A abertura, com “Χάος γένετο (The Sign of Prime Creation)”, traz o black metal grego do Rotting Christ trajado de gala e levando algumas guitarras com afinação baixa para emoldurar um conceito  intelectual, como também ouviremos em “Helios Hyperion”, com sua passagem groovada de dar torcicolo.

Por aqui já percebemos que peso e velocidade com ferocidade e vulgaridade em meio ao temor e reverência dos climas épicos, situando todo o trabalho  na fronteira entre erudição e o popular, naquele lugar de paixão e fascínio, serão constantes na equação musical.

Existe um perene e grandiloquente sentimento épico, mais evidente, por exemplo, em “Gaia Tellus”, e feito de forma muito criativa, pois reforça que o Rotting Christ não trouxe algo de divino para sua música, pois ela continua profana em sua essência, apesar de multifacetada.

Já em “Nemecic” ouvimos elementos folk e guitarras melódicas em uma composição cujo ritmo beira o tribal em algumas passagens, e o vocal remete ao thrash metal.

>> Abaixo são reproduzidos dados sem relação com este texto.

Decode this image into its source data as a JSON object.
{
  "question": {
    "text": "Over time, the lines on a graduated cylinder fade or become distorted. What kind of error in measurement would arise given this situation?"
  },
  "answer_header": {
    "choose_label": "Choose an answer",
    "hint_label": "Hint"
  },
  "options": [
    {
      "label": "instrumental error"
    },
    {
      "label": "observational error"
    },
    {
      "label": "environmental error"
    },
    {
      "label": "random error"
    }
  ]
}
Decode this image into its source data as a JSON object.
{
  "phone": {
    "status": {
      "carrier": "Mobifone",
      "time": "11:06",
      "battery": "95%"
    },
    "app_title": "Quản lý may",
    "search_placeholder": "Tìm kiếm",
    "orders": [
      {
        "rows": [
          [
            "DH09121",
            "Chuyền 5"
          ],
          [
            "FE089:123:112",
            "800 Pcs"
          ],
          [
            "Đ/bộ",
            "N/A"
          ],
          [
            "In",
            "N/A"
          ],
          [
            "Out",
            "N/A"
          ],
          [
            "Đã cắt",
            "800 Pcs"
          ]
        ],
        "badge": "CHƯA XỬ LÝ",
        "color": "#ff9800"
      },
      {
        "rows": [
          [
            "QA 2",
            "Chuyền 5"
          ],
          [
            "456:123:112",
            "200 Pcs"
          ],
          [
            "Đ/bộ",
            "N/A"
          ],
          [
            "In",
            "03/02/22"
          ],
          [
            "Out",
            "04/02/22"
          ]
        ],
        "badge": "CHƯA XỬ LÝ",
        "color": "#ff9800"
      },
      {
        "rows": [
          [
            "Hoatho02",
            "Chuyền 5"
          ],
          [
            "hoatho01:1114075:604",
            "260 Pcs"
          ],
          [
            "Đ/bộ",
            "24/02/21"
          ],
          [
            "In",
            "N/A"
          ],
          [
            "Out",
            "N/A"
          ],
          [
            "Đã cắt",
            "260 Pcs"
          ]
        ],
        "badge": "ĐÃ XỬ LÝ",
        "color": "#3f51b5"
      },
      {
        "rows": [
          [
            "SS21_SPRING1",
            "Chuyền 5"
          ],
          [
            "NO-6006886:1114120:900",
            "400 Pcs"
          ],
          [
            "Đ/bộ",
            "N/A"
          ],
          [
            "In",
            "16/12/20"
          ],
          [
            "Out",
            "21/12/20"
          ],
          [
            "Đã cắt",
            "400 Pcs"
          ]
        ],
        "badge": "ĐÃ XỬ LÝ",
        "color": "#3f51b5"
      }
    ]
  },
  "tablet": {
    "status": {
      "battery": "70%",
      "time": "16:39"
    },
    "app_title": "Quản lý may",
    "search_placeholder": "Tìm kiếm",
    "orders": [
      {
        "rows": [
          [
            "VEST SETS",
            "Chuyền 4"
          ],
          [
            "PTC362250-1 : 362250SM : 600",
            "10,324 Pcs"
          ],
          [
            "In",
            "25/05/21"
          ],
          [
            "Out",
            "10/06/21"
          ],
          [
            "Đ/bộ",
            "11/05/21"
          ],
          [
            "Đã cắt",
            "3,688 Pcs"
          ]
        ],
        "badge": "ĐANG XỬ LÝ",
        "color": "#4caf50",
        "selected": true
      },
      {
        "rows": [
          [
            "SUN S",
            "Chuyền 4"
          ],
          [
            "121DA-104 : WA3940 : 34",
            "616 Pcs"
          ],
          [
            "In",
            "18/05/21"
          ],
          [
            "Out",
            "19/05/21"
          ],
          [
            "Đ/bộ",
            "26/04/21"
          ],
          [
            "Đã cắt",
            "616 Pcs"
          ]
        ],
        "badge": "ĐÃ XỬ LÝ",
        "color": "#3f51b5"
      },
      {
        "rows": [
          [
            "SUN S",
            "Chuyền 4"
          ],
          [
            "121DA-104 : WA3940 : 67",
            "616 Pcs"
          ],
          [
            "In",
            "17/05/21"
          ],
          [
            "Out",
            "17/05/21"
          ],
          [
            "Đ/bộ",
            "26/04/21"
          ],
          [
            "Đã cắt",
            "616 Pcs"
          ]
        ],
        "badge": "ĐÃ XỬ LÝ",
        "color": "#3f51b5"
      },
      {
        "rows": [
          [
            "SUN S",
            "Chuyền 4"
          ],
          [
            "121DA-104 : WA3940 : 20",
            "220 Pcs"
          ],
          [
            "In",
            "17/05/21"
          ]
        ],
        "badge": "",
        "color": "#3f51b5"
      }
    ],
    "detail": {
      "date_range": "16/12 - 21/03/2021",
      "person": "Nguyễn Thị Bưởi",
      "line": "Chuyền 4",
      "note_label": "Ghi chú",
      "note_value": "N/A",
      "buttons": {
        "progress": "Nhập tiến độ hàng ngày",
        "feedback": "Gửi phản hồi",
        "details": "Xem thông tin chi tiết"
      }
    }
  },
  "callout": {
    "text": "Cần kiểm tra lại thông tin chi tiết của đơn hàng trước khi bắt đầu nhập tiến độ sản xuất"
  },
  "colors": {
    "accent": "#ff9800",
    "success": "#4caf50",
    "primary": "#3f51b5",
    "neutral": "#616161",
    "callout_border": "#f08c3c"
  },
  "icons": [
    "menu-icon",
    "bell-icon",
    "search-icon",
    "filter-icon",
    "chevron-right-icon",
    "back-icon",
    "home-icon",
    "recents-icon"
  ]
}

Por aí vemos como os arranjos abraçam o conceito, de forma direta e obscura, bem encaixado à personalidade extrema da banda, que ainda usa de artifícios épicos e instrumentos folclóricos gregos para aclimatar ainda mais o tema abordado.

As músicas seguem uma fluidez que confere unicidade, mas se eu tiver que escolher três faixas para representar “Theogonia”elas seriam, simplesmente por expor a variedade musical que aqui ouvimos: “Keravnos Kivernitos” (com ótimas guitarras), “Enuma Elish” (com seu peso sombrio e épico, além dos detalhes de folk em segundo plano) e “Rege Diabolicus” (um black metal por excelência).

Até por isso “Theogonia” é um álbum que deve ser absorvido por inteiro, em suas emoções, ensinamentos e reflexões complementares, também para percebermos os elementos novos que o Rotting Christ trouxe para sua música (como os fortes traços percussivos mediterrâneos que conferem ainda mais agressividade e peso ao disco), com consciência e total controle de sua arte impressa por um ótimo trabalho de estúdio.

Pela primeira vez, Sakis produziu sozinho todo o disco, o que dá ainda mais verdade à música que querem compor, soando como em seus melhores momentos, mas renovado e contextualizado à época em que o disco foi lançado.

“Theogonia” é sim um disco de black metal moderno, mas também uma obra pra quem gosta de prestar atenção em climas e às letras, bem como nos detalhes que enriquecem o metal extremo. Como registrado em “Phobos’ Synagogue” “Threnody”. 

metal extremo, aliás, tem sua parcela guiada pelos riffs que por vezes também remetem ao thrash metal e pelos artifícios do death metal melódico, como podemos ouvir na inspiradíssima “He, the Aethyr”, que com seu peso e agressividade se torna a melhor composição do trabalho.

Aproveite que a Cold Art Industry acaba de relançar esse álbum aqui no Brasil com qualidade de importado e arte gráfica antes exclusiva para a versão em LP, e vá atrás deste disco indispensável do metal moderno!

Ainda ficou alguma dúvida de que VOCÊ DEVIA OUVIR ISTO?

Ano: 2007

Top 3: He, the Aethyr, “Helios Hyperion” e “Enuma Elish.

Formação: Sakis Tolis (guitarras, teclados e vocais), Themis Tolis (bateria) e Andreas Lagios (baixo)

Disco Pai: Dimmu Borgir  “Enthrone Darkness Triumphant”  (1997).

Disco Irmão: Bal-Sagoth “The Chthonic Chronicles” (2006).

Disco Filho: Meneapneontes – “Promachos” (2015)

Curiosidades:  O poema de Hesíodo narra o mito cosmogônico da origem do mundo  pelo prisma da mitologia grega (com deuses, homens e heróis) e de outras obras clássicas que orbitam o mesmo tempo. Junto a Homero, Hesíodo foi responsável, como nos conta Heródoto, por “dar nomes aos Deuses, distinguir-lhes honras e artes, e indicar suas figuras”.

Pra quem gosta de: Música extrema, cosmogonia, Mitologia Grega, e “A Divina Comédia”.